On Thu, Jan 13, 2005 at 10:55:01AM +0530, Param Jyothi Reddy wrote:
> Hi all, I was trying to understand how in intutionistic logic 
>      (forall P)(P(x)->P(y)) |- (forall P)(P(y)->P(x))
> is true.

> So i took a look at how Coq proves this.
> (http://www.labri.fr/Perso/~casteran/CoqArt/depprod/SRC/leibniz.v)
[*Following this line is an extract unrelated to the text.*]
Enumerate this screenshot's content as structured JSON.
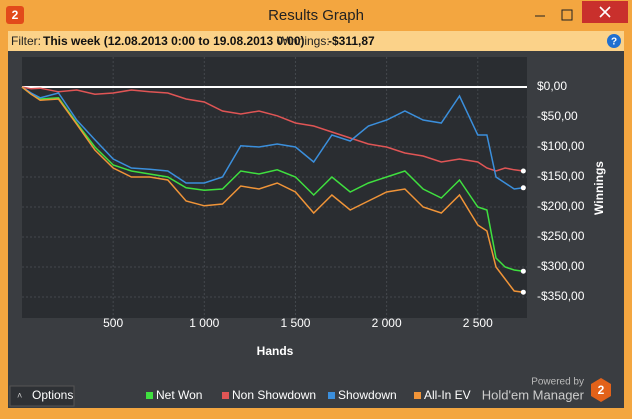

> leibniz_sym < intros a b H Q.
> 1 subgoal
> 
>   A : Set
>   a : A
>   b : A
>   H : forall P : A -> Prop, P a -> P b
>   Q : A -> Prop
>   ============================
>    Q b -> Q a
> 
> leibniz_sym < apply H.
> 1 subgoal
> 
>   A : Set
>   a : A
>   b : A
>   H : forall P : A -> Prop, P a -> P b
>   Q : A -> Prop
>   ============================
>    Q a -> Q a
 
> I am unable to understand how apply H resulted in Q a-> Q a. (My
> expectation was H applied to Q would be Q a -> Q b)

H is not applied to Q; "Apply" is being smarter than you (and I)
expect it to be. The P of H is not being unified with "Q", but with
something else. Indeed, if you try "Apply (H Q)." instead of just
"Apply.", you'll see that this doesn't work (it doesn't unify).

If you finish the proof and look at the lambda-term directly (with
"Print"), you'll see that the P of H is unified with
  (fun c : A => Q c -> Q a)

thus (P b) is (Q b -> Q a), our whole goal, and the application
generates as subgoal (P a), i.e. (Q a -> Q a).

-- 
Lionel